Однажды, когда «Вектис» входил в Дарданеллы, Элеонор обратила внимание на мисс Найтингейл, которая, держась за леер, смотрела на проплывающую мимо землю. Ее темные волосы с идеально ровным пробором посередине были аккуратно подобраны, а вытянутое лицо, более бледное, чем обычно, озарено неподдельным восторгом. Элеонор проследила за ее взглядом, но увидела лишь иссушенные желтые поля. Океанский бриз подхватил несколько слов, которые мисс Найтингейл восхищенно говорила миссис Брейсбридж, и Элеонор услышала что-то про «легендарные равнины Трои, на которых сражался Ахиллес и рыдала Елена». Вид местности подействовал на женщину завораживающе. Элеонор было известно, что мисс Найтингейл происходила из благородной семьи и обучалась в самых престижных лицеях, и очень ей завидовала. Элеонор переехала в Лондон в надежде расширить кругозор, но тяжелая и бесконечная работа в госпитале на Харли-стрит почти не оставляла свободного времени и денег, чтобы осуществить желаемое.
С появлением Синклера все вмиг изменилось.
Но как он отреагирует, узнав, что она направляется принимать непосредственное участие в военных действиях? Элеонор была уверена, что он непременно попытается ее отговорить. Однако навязчивая мысль о том, что может настать момент, когда ему самому потребуется ее поддержка, а она будет находиться за тысячи миль от любимого, не в силах помочь, развеяли последние сомнения. Когда объявили о наборе волонтеров в военные госпитали, Элеонор не упустила свой шанс. Мойра, чей интерес к капитану Рутерфорду был продиктован, по-видимому, соображениями выгоды, нежели искренней любовью, сказав «птицы одного полета сбиваются в стаю», тоже подала заявку.
«Что стало с Мойрой? – размышляла Элеонор. – Подруга давно умерла, конечно…»
В комнату, с охапкой церковных песенников и словами «сейчас поддадим жарку», вошел Синклер. Он склонился над очагом, разорвал несколько псалтырей и подбросил смятые страницы в топку, разжигая огонь. От такого святотатства на душе у Элеонор стало еще более тревожно, однако она смолчала.
Когда пламя занялось основательно, он закрыл заслонку и сообщил, что собрал и кой-какие другие вещи. Лейтенант подошел к двери и внес в помещение холщовый мешок, оставленный за порогом. Из него он вытащил свечные огарки, жестяные тарелки и кружки, искривленные ложки, ножи и надбитый графин.
– Завтра проведу более тщательную разведку, но пока все самое необходимое у нас имеется.

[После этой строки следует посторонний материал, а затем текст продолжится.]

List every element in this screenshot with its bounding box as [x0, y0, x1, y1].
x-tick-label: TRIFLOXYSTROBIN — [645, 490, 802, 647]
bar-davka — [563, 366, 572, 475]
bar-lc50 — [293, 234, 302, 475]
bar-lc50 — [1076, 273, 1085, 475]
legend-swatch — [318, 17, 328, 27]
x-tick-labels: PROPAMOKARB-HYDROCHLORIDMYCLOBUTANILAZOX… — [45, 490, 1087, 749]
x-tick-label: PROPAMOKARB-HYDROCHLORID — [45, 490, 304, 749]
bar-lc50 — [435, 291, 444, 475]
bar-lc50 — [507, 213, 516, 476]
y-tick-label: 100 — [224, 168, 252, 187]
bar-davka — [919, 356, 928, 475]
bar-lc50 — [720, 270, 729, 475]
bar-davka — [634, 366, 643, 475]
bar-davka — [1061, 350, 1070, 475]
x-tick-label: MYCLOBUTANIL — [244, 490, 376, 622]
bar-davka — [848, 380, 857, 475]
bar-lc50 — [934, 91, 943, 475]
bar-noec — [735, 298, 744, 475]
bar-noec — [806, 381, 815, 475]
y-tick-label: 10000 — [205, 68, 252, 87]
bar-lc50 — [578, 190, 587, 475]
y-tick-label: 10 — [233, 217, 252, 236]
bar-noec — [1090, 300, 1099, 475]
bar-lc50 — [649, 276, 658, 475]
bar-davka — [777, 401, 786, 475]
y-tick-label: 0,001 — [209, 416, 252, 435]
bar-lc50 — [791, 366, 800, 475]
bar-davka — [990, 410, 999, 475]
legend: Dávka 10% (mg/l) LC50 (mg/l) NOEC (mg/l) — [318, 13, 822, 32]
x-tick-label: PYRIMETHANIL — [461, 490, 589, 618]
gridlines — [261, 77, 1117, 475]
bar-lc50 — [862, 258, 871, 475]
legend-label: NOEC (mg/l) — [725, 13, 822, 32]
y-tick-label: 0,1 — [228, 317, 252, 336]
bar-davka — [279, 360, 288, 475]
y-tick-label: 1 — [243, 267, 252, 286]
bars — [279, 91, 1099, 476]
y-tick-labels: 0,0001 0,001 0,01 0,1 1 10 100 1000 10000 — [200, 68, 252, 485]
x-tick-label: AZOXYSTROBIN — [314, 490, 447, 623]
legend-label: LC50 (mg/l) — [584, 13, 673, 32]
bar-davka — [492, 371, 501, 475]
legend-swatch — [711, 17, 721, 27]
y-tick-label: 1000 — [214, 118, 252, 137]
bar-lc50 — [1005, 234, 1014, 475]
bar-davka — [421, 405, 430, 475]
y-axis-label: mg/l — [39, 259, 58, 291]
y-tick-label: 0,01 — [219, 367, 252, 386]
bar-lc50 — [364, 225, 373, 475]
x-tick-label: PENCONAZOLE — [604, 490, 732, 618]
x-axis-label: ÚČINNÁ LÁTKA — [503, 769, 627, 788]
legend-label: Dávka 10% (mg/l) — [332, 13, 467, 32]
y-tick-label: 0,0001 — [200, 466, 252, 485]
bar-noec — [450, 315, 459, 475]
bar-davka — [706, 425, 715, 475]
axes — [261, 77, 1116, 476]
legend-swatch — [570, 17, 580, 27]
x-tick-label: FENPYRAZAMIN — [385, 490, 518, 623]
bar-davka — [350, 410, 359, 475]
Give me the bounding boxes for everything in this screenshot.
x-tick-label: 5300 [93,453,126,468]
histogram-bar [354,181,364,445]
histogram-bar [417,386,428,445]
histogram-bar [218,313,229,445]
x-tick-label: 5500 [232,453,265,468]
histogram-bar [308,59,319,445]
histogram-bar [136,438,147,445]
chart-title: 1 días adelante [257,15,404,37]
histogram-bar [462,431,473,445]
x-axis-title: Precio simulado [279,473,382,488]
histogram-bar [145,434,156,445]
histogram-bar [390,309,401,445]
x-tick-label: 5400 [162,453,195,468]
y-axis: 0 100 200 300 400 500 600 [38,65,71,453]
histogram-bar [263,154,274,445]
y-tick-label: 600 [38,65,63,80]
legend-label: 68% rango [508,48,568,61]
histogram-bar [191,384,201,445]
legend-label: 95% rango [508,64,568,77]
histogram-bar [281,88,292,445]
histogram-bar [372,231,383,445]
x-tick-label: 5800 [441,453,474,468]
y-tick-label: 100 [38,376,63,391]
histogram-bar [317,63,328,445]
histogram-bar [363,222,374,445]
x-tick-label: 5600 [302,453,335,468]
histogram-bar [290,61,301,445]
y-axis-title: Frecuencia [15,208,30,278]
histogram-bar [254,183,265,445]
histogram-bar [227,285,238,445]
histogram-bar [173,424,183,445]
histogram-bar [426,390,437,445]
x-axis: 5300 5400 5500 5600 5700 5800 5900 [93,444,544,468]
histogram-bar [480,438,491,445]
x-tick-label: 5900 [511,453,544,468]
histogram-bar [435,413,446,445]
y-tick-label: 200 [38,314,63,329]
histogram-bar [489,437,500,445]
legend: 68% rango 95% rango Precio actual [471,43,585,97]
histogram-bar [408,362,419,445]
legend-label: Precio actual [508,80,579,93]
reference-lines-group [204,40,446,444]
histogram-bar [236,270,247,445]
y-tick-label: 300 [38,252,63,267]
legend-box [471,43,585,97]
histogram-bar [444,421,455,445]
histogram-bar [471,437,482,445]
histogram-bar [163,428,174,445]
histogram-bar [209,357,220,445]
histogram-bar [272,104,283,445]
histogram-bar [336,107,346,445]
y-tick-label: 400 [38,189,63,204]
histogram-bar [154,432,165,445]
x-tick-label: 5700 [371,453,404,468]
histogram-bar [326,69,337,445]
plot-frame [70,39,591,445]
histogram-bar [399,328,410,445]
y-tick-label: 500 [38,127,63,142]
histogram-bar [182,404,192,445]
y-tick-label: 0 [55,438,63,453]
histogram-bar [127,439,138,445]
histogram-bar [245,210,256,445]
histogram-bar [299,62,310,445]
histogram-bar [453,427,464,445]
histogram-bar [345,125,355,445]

Он снова стал вести себя как настоящий солдат – провел рекогносцировку местности, собрал продукты питания и выработал стратегию дальнейших действий. Элеонор вздохнула с облегчением. Оставалось лишь надеяться, что нынешнее позитивное настроение продержится подольше, поскольку она уже привыкла к тому, что из мрачных тайников души Синклера всегда – буквально в любую секунду – может вырваться нечто зловещее и снова затмить разум.
Потянувшись к мешку с собачьим кормом, приваленным к ножке стола, он спросил:
– Как насчет горячего на ужин? – Синклер произнес это так непринужденно, будто интересовался у Элеонор, не хочет ли она побаловаться шоколадным суфле. – Разогреем еду. И питье, – добавил он, поставив на стол темную бутылку.